L'un des principaux témoins est Juan Guillermo Monsalve, actuellement en détention spéciale à la prison de La Picota à Bogotá. Il a été reconnu coupable de crimes d'extorsion, d'enlèvement et de complot en vue de commettre un crime, et le procureur général a confirmé qu'il faisait partie du bloc Metro des AUC à Medellín. Monsalve a été interviewé par Cepeda en 2011 pour aider à monter le dossier contre Uribe, mais Diego Cadena l'a contacté plus tard pour retirer son témoignage et en échange lui a offert ses services en tant qu'avocat. Toute leur conversation a été enregistrée.

Malgré ces preuves accablantes, Uribe et ses partisans ont soutenu qu'il est innocent et insistent sur le fait que tout ce qu'il a fait était dans l'intérêt de la Colombie. Hier soir, quelques heures avant de comparaître devant le tribunal, Uribe a déclaré : "Je n'ai jamais pensé que la défense de l'honneur et de mon amour de la Colombie, de front et à l'égard des citoyens, conformément à la Constitution, créerait ces difficultés juridiques pour moi". Ivan Duque, l'actuel président et protégé politique d'Uribe, s'est exprimé hier en faveur d'Uribe et a déclaré que "c'est une personne qui a donné sa vie pour servir la Colombie".

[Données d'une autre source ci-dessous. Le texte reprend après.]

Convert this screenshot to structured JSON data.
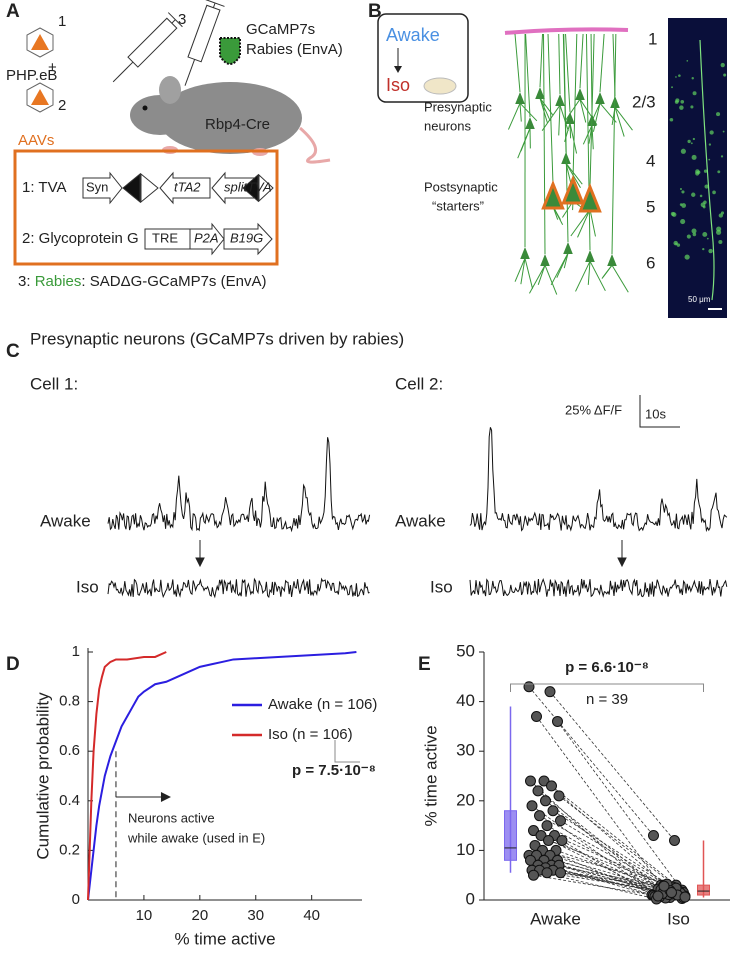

Le leader social Sebastian Quiroga a cependant souligné que chaque jour Uribe perd sa légitimité et son soutien et que ses partisans ont lancé des attaques désespérées contre Cepeda et l'opposition politique pour tenter de distraire la conversation. Cependant, a-t-il affirmé, le peuple colombien et les secteurs anti-Uribista sont résolus dans leur défense du système judiciaire et de la nécessité de la vérité.

Que pourrait-il se passer aujourd'hui ?

Après l'interrogatoire approfondi qu'Uribe va subir aujourd'hui, il y a plusieurs possibilités. La Cour pourrait clore l'enquête si elle estime qu'il n'y a pas suffisamment de preuves pour accuser Uribe de corruption et de fraude. Dans le cas où ils décideraient de poursuivre le processus et de le traduire en justice pour l'un des crimes ou les deux, ils décideraient alors si Uribe sera autorisé à se défendre en liberté ou s'il devrait être emprisonné à titre préventif.

Alors que l'affaire en cours contre Uribe ne représente qu'une fraction des crimes qu'il a commis, les organisations de défense des droits humains et de victimes ont applaudi le système judiciaire colombien. Quiroga explique l'importance de ce moment : " C'est la première fois depuis la fin du mandat présidentiel d'Alvaro Uribe qu'il va se présenter à la barre suite à une dénonciation. Il y a cette idée qu'Uribe est intouchable parce qu'il est l'un des plus grands criminels du pays et il semble que personne ne puisse enquêter sur lui. Aujourd'hui est donc extrêmement important puisque c'est la première fois que cela se produit et nous espérons que le système judiciaire pourra faire avancer l'affaire et le faire payer pour les crimes qu'il a commis dans le pays".